Undocumented Irish immigrants in the U.S. are cautiously optimistic about immigration reform after President Barack Obama said he would provide a "pathway to citizenship" for illegal immigrants.

Speaking in Mexico yesterday, President Barack Obama said he wanted to provide a pathway to citizenship for illegal immigrants.

He said Homeland Security Secretary Janet Napolitano is already co-ordinating meetings on immigration reform with Democrats and Republicans in Congress.

"I would anticipate that before the year is out we will have draft legislation, along with sponsors potentially in the House and Senate, who are ready to move this forward," Obama said.

He said he wanted to be enable to enact legislation in 2010 which would provide a "pathway to citizenship" for millions of illegal immigrants.  "We have a broken immigration system. Nobody denies it," he said. "It's not fair, and it's not right, and we're going to change it."

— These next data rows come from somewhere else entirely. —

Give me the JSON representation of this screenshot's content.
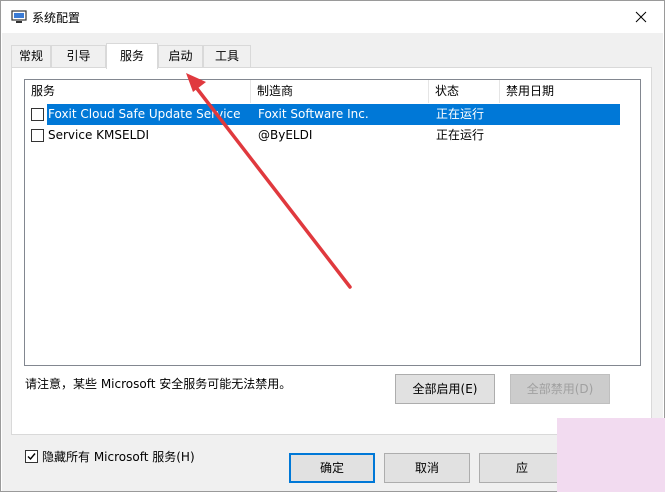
{
  "window": {
    "title": "系统配置"
  },
  "tabs": [
    {
      "label": "常规"
    },
    {
      "label": "引导"
    },
    {
      "label": "服务"
    },
    {
      "label": "启动"
    },
    {
      "label": "工具"
    }
  ],
  "active_tab": "服务",
  "columns": [
    "服务",
    "制造商",
    "状态",
    "禁用日期"
  ],
  "rows": [
    {
      "name": "Foxit Cloud Safe Update Service",
      "maker": "Foxit Software Inc.",
      "status": "正在运行",
      "disabled_date": "",
      "checked": false,
      "selected": true
    },
    {
      "name": "Service KMSELDI",
      "maker": "@ByELDI",
      "status": "正在运行",
      "disabled_date": "",
      "checked": false,
      "selected": false
    }
  ],
  "note": "请注意，某些 Microsoft 安全服务可能无法禁用。",
  "buttons": {
    "enable_all": "全部启用(E)",
    "disable_all": "全部禁用(D)",
    "ok": "确定",
    "cancel": "取消",
    "apply": "应"
  },
  "hide_ms": {
    "label": "隐藏所有 Microsoft 服务(H)",
    "checked": true
  },
  "colors": {
    "selection": "#0078d7",
    "arrow": "#e0393e",
    "corner_deco": "#f2dbf0"
  }
}
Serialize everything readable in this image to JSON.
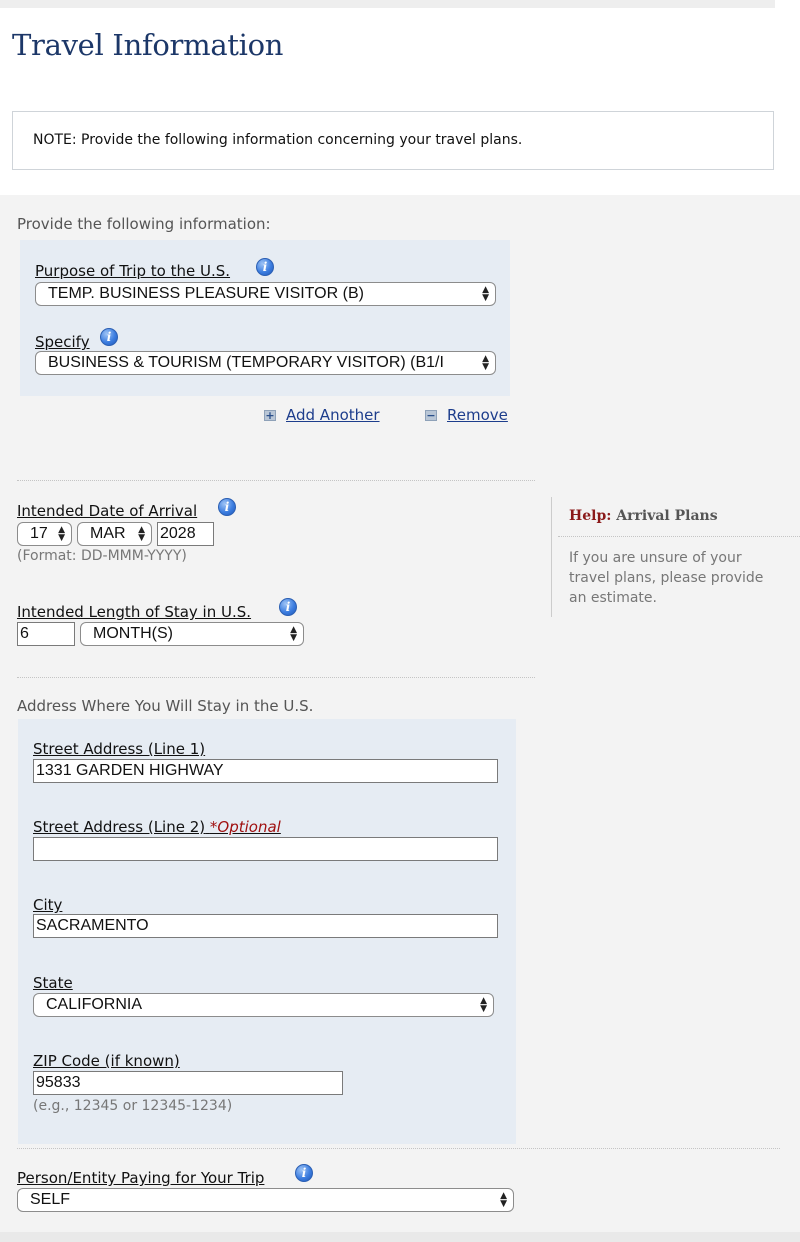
{
  "page": {
    "title": "Travel Information"
  },
  "note": {
    "text": "NOTE: Provide the following information concerning your travel plans."
  },
  "instructions": "Provide the following information:",
  "purpose": {
    "label": "Purpose of Trip to the U.S.",
    "value": "TEMP. BUSINESS PLEASURE VISITOR (B)"
  },
  "specify": {
    "label": "Specify",
    "value": "BUSINESS & TOURISM (TEMPORARY VISITOR) (B1/I"
  },
  "actions": {
    "add_label": "Add Another",
    "remove_label": "Remove"
  },
  "arrival": {
    "label": "Intended Date of Arrival",
    "day": "17",
    "month": "MAR",
    "year": "2028",
    "format_hint": "(Format: DD-MMM-YYYY)"
  },
  "stay": {
    "label": "Intended Length of Stay in U.S.",
    "number": "6",
    "unit": "MONTH(S)"
  },
  "help": {
    "prefix": "Help:",
    "title": "Arrival Plans",
    "body": "If you are unsure of your travel plans, please provide an estimate."
  },
  "address": {
    "section_label": "Address Where You Will Stay in the U.S.",
    "line1_label": "Street Address (Line 1)",
    "line1_value": "1331 GARDEN HIGHWAY",
    "line2_label": "Street Address (Line 2)",
    "optional_tag": "*Optional",
    "line2_value": "",
    "city_label": "City",
    "city_value": "SACRAMENTO",
    "state_label": "State",
    "state_value": "CALIFORNIA",
    "zip_label": "ZIP Code (if known)",
    "zip_value": "95833",
    "zip_hint": "(e.g., 12345 or 12345-1234)"
  },
  "payer": {
    "label": "Person/Entity Paying for Your Trip",
    "value": "SELF"
  },
  "colors": {
    "title": "#1c3768",
    "link": "#1d3d8c",
    "panel": "#e6ecf3",
    "help_accent": "#8b1a1a",
    "optional": "#a01010"
  },
  "icons": {
    "info": "info-icon",
    "add": "plus-icon",
    "remove": "minus-icon",
    "dropdown": "chevron-updown-icon"
  }
}
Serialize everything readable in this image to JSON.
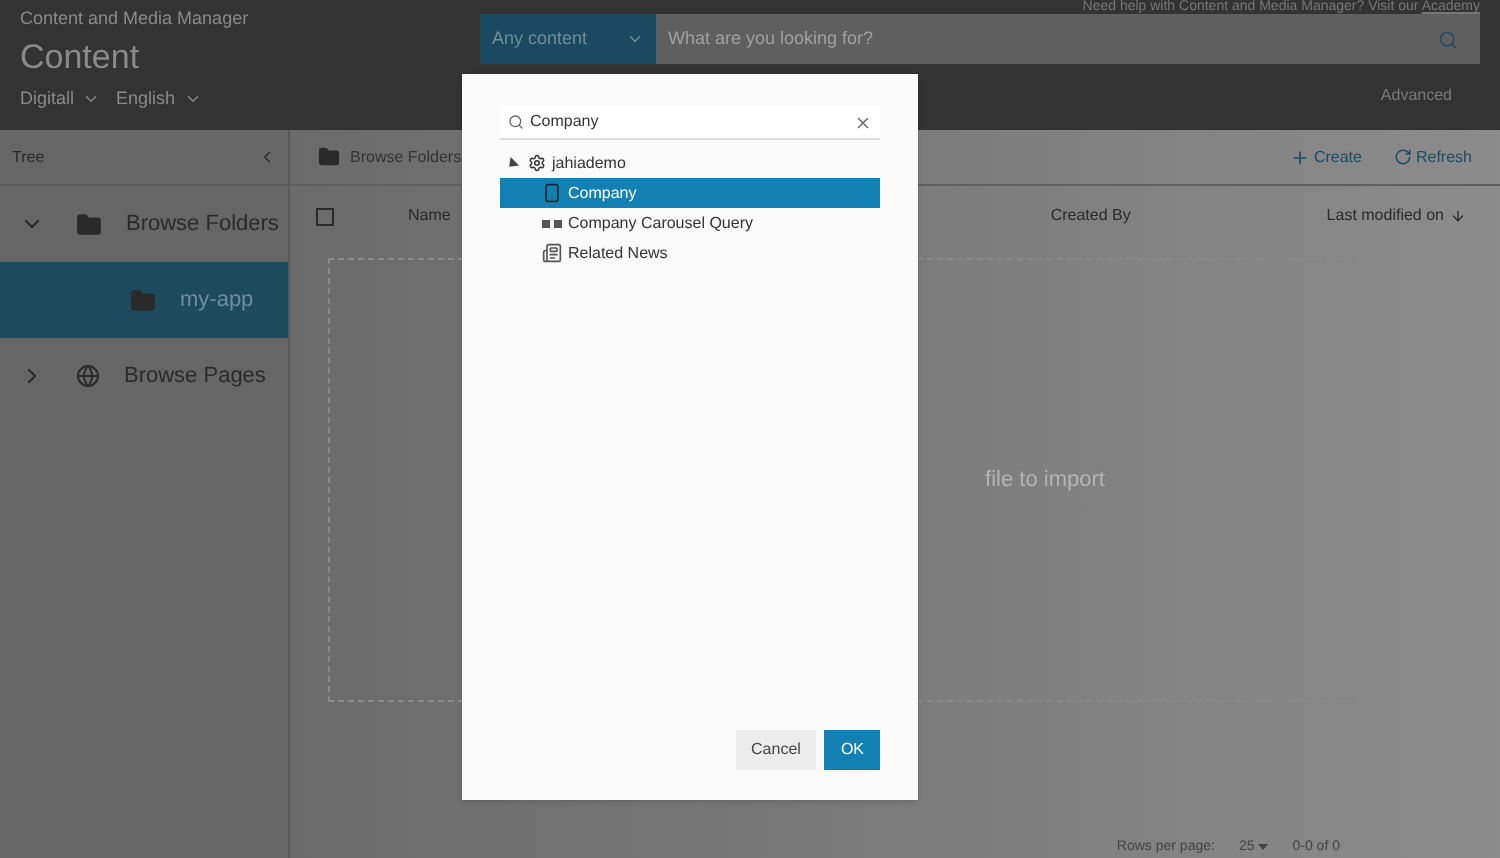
{
  "header": {
    "subtitle": "Content and Media Manager",
    "title": "Content",
    "site": "Digitall",
    "language": "English",
    "help_text": "Need help with Content and Media Manager? Visit our",
    "help_link": "Academy",
    "search": {
      "scope": "Any content",
      "placeholder": "What are you looking for?"
    },
    "advanced": "Advanced"
  },
  "tree_panel": {
    "title": "Tree",
    "items": [
      {
        "label": "Browse Folders",
        "kind": "folder",
        "expanded": true,
        "selected": false,
        "children": [
          {
            "label": "my-app",
            "kind": "folder",
            "selected": true
          }
        ]
      },
      {
        "label": "Browse Pages",
        "kind": "globe",
        "expanded": false,
        "selected": false
      }
    ]
  },
  "content": {
    "breadcrumb": "Browse Folders",
    "actions": [
      {
        "label": "Create",
        "kind": "create"
      },
      {
        "label": "Refresh",
        "kind": "refresh"
      }
    ],
    "select_all": {
      "checked": false
    },
    "columns": [
      "Name",
      "Created By",
      "Last modified on"
    ],
    "dropzone_text": "file to import",
    "pagination": {
      "rows_label": "Rows per page:",
      "rows_value": "25",
      "range": "0-0 of 0"
    }
  },
  "dialog": {
    "search": {
      "value": "Company"
    },
    "root": {
      "label": "jahiademo",
      "expanded": true,
      "children": [
        {
          "label": "Company",
          "kind": "page",
          "selected": true
        },
        {
          "label": "Company Carousel Query",
          "kind": "query",
          "selected": false
        },
        {
          "label": "Related News",
          "kind": "news",
          "selected": false
        }
      ]
    },
    "buttons": [
      {
        "label": "Cancel",
        "kind": "secondary"
      },
      {
        "label": "OK",
        "kind": "primary"
      }
    ]
  }
}
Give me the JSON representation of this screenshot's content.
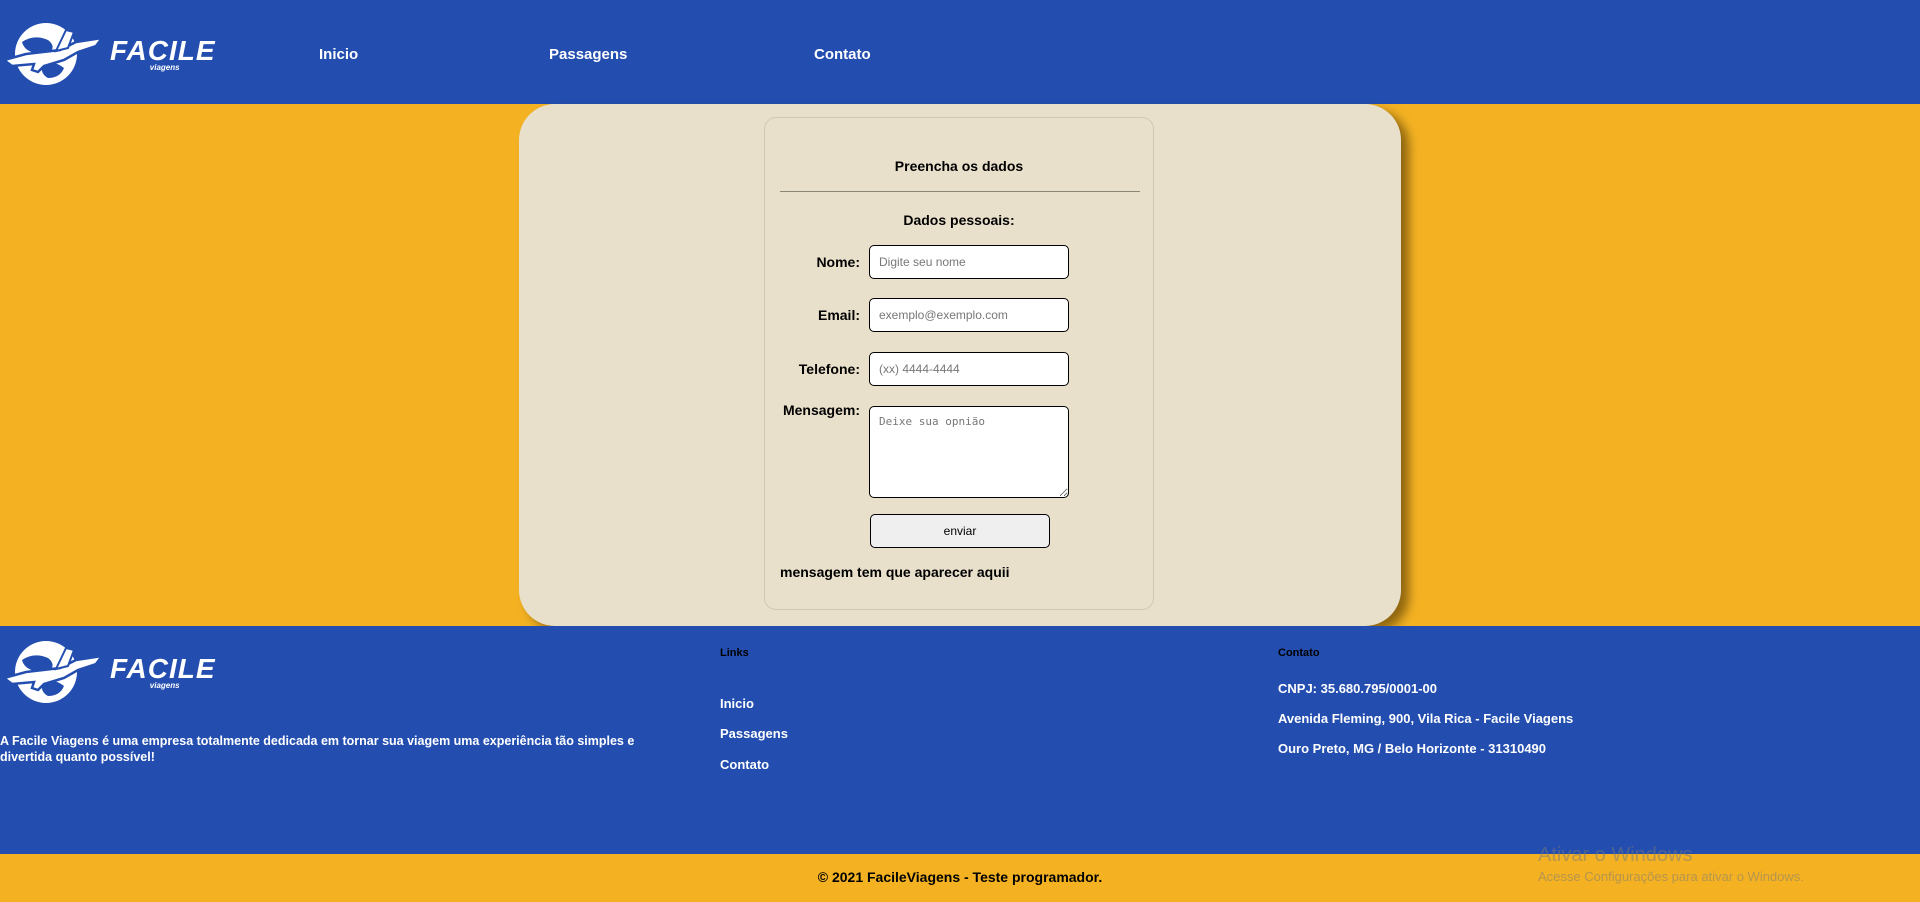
{
  "header": {
    "logo": {
      "name": "FACILE",
      "sub": "viagens",
      "icon": "globe-airplane-icon"
    },
    "nav": [
      {
        "label": "Inicio"
      },
      {
        "label": "Passagens"
      },
      {
        "label": "Contato"
      }
    ]
  },
  "form": {
    "title": "Preencha os dados",
    "section_title": "Dados pessoais:",
    "fields": {
      "nome": {
        "label": "Nome:",
        "placeholder": "Digite seu nome",
        "value": ""
      },
      "email": {
        "label": "Email:",
        "placeholder": "exemplo@exemplo.com",
        "value": ""
      },
      "telefone": {
        "label": "Telefone:",
        "placeholder": "(xx) 4444-4444",
        "value": ""
      },
      "mensagem": {
        "label": "Mensagem:",
        "placeholder": "Deixe sua opnião",
        "value": ""
      }
    },
    "submit_label": "enviar",
    "message": "mensagem tem que aparecer aquii"
  },
  "footer": {
    "logo": {
      "name": "FACILE",
      "sub": "viagens"
    },
    "description": "A Facile Viagens é uma empresa totalmente dedicada em tornar sua viagem uma experiência tão simples e divertida quanto possível!",
    "links_heading": "Links",
    "links": [
      {
        "label": "Inicio"
      },
      {
        "label": "Passagens"
      },
      {
        "label": "Contato"
      }
    ],
    "contact_heading": "Contato",
    "contact": [
      "CNPJ: 35.680.795/0001-00",
      "Avenida Fleming, 900, Vila Rica - Facile Viagens",
      "Ouro Preto, MG / Belo Horizonte - 31310490"
    ]
  },
  "copyright": "© 2021 FacileViagens - Teste programador.",
  "watermark": {
    "line1": "Ativar o Windows",
    "line2": "Acesse Configurações para ativar o Windows."
  },
  "colors": {
    "header_blue": "#234eb0",
    "accent_yellow": "#f4b223",
    "panel_beige": "#e9e0cb"
  }
}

And he said he would not be swayed by "short-term political calculations," adding that immigration reform is in the nationa's long-term interest.

But he said it was "very important for us to sequence these big initiatives in way where they don't all just crash at the same time."

The reform would legalize the status of millions of illegal immigrants in the U.S. - including approximately 50,000 undocumented Irish and give them "a pathway to citizenship so that they don't have to live in the shadows," Obama said. "So I'm confident we can get it done."

Mayo man, Gerry Brennan, 43, said he was still hopeful that comprehensive immigration reform would be enacted within the next 10 months.

Brennan, who has lived in Boston for the past 15 years, said he was cautious but optimistic that "things will come right."

"I've been on the ILIR rallies in Washington," he said, "and I've seen myself how hard this is to get through. It's like rolling a boulder up a big hill. But we have to keep pushing. What else can we do?" he said.

There are an estimated 50,000 undocumented Irish in the U.S. out of a total undocumented population of about 14 million.

Accurate numbers are notoriously difficult to come by but Irish immigration centers say that the number of Irish immigrants has been steadily rising amid the downturn in the Irish economy.